Passage
And it came to pass, when the sun did arise, that God prepared a vehement east wind; and the sun beat upon the head of Jonah, that he fainted, and wished in himself to die, and said, It is better for me to die than to live.
And it came to pass, when the sun did arise, that God prepared a vehement east wind; and the sun beat upon the head of Jonah, that he fainted, and wished in himself to die, and said, It is better for me to die than to live.
Jonah 4:6 And the LORD God prepared a gourd, and made it to come up over Jonah, that it might be a shadow over his head, to deliver him from his grief. So Jonah was exceeding glad of the gourd.
Jonah 4:7 But God prepared a worm when the morning rose the next day, and it smote the gourd that it withered.
Jonah 4:8 And it came to pass, when the sun did arise, that God prepared a vehement east wind; and the sun beat upon the head of Jonah, that he fainted, and wished in himself to die, and said, It is better for me to die than to live.
Jonah 4:9 And God said to Jonah, Doest thou well to be angry for the gourd? And he said, I do well to be angry, even unto death.
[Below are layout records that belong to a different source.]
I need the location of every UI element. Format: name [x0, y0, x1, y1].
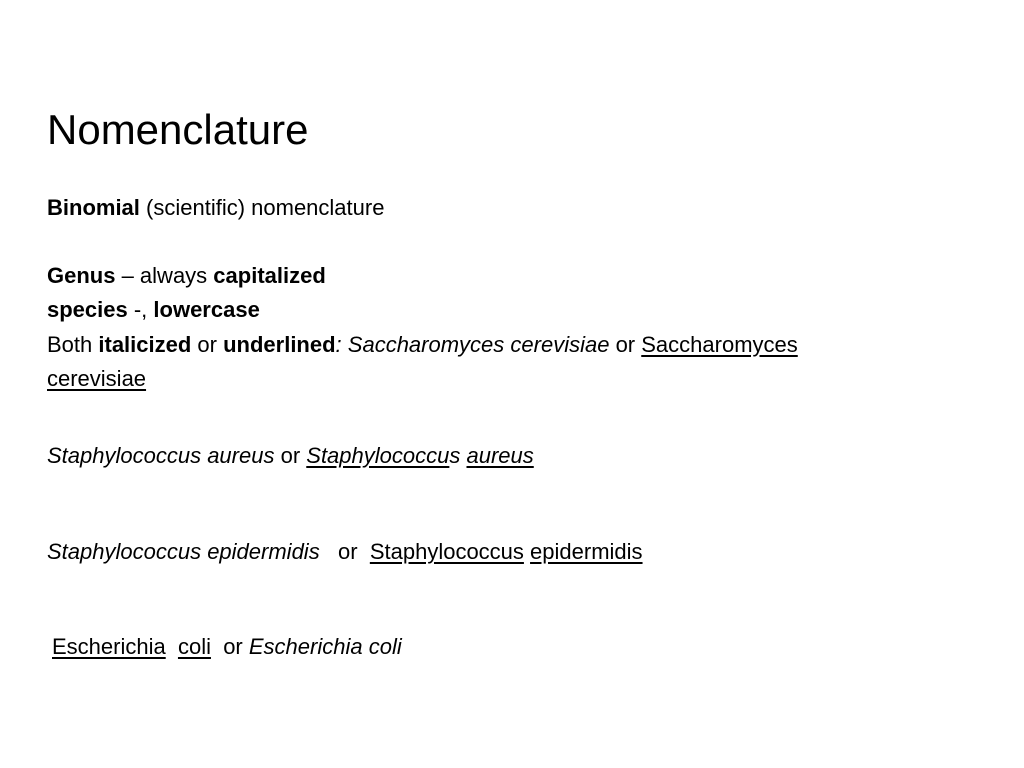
genus-line	[47, 262, 326, 290]
both-italicized: italicized	[98, 332, 192, 357]
staph-epidermidis-or: or	[319, 539, 370, 564]
ecoli-italic: Escherichia coli	[248, 634, 402, 659]
staph-aureus-italic: Staphylococcus aureus	[47, 443, 275, 468]
staph-aureus-underlined-genus: Staphylococcu	[306, 443, 450, 468]
genus-middle: – always	[115, 263, 214, 288]
ecoli-underlined-genus: Escherichia	[52, 634, 166, 659]
example-italic-saccharomyces: Saccharomyces cerevisiae	[347, 332, 610, 357]
example-underlined-species: cerevisiae	[47, 366, 147, 391]
both-line	[47, 331, 798, 359]
species-middle: -,	[127, 297, 154, 322]
species-rule: lowercase	[153, 297, 260, 322]
ecoli-gap	[166, 634, 178, 659]
slide-title: Nomenclature	[47, 106, 309, 153]
genus-rule: capitalized	[213, 263, 326, 288]
both-line-continued	[47, 365, 146, 393]
staph-aureus-or: or	[274, 443, 307, 468]
both-underlined: underlined	[223, 332, 336, 357]
binomial-rest: (scientific) nomenclature	[139, 195, 385, 220]
staph-aureus-underlined-species: aureus	[466, 443, 534, 468]
binomial-line	[47, 194, 384, 222]
staph-epidermidis-underlined-genus: Staphylococcus	[369, 539, 524, 564]
both-prefix: Both	[47, 332, 99, 357]
staph-epidermidis-italic: Staphylococcus epidermidis	[47, 539, 320, 564]
example-underlined-genus: Saccharomyces	[641, 332, 798, 357]
binomial-term: Binomial	[47, 195, 140, 220]
genus-term: Genus	[47, 263, 116, 288]
ecoli-underlined-species: coli	[177, 634, 211, 659]
example-or: or	[609, 332, 642, 357]
both-or: or	[191, 332, 224, 357]
staph-aureus-line	[47, 442, 534, 470]
staph-epidermidis-underlined-species: epidermidis	[530, 539, 643, 564]
staph-epidermidis-line	[47, 538, 643, 566]
both-colon: :	[335, 332, 348, 357]
ecoli-or: or	[210, 634, 249, 659]
ecoli-line	[52, 633, 402, 661]
species-term: species	[47, 297, 128, 322]
species-line	[47, 296, 260, 324]
staph-aureus-genus-tail: s	[449, 443, 461, 468]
Jonah 4:10 Then said the LORD, Thou hast had pity on the gourd, for the which thou hast not laboured, neither madest it grow; which came up in a night, and perished in a night:
The verse centers on "came", "pass", "arise", "prepared", "vehement", "east", "wind", and "beat". It is saying that the verse draws attention to "came" and "pass", so its meaning should be read from those terms before moving to application.
The nearby context moves from verse 7's "But God prepared a worm when the..." into verse 9's "And God said to Jonah Doest thou...", so "came" and "pass" belong inside that flow. In Jonah context, the local focus is covenant, worship, and faithfulness.
A plain takeaway is to answer the verse's own emphasis on "came" and "pass" with trust shaped by these words, not by a vague optimism outside the passage.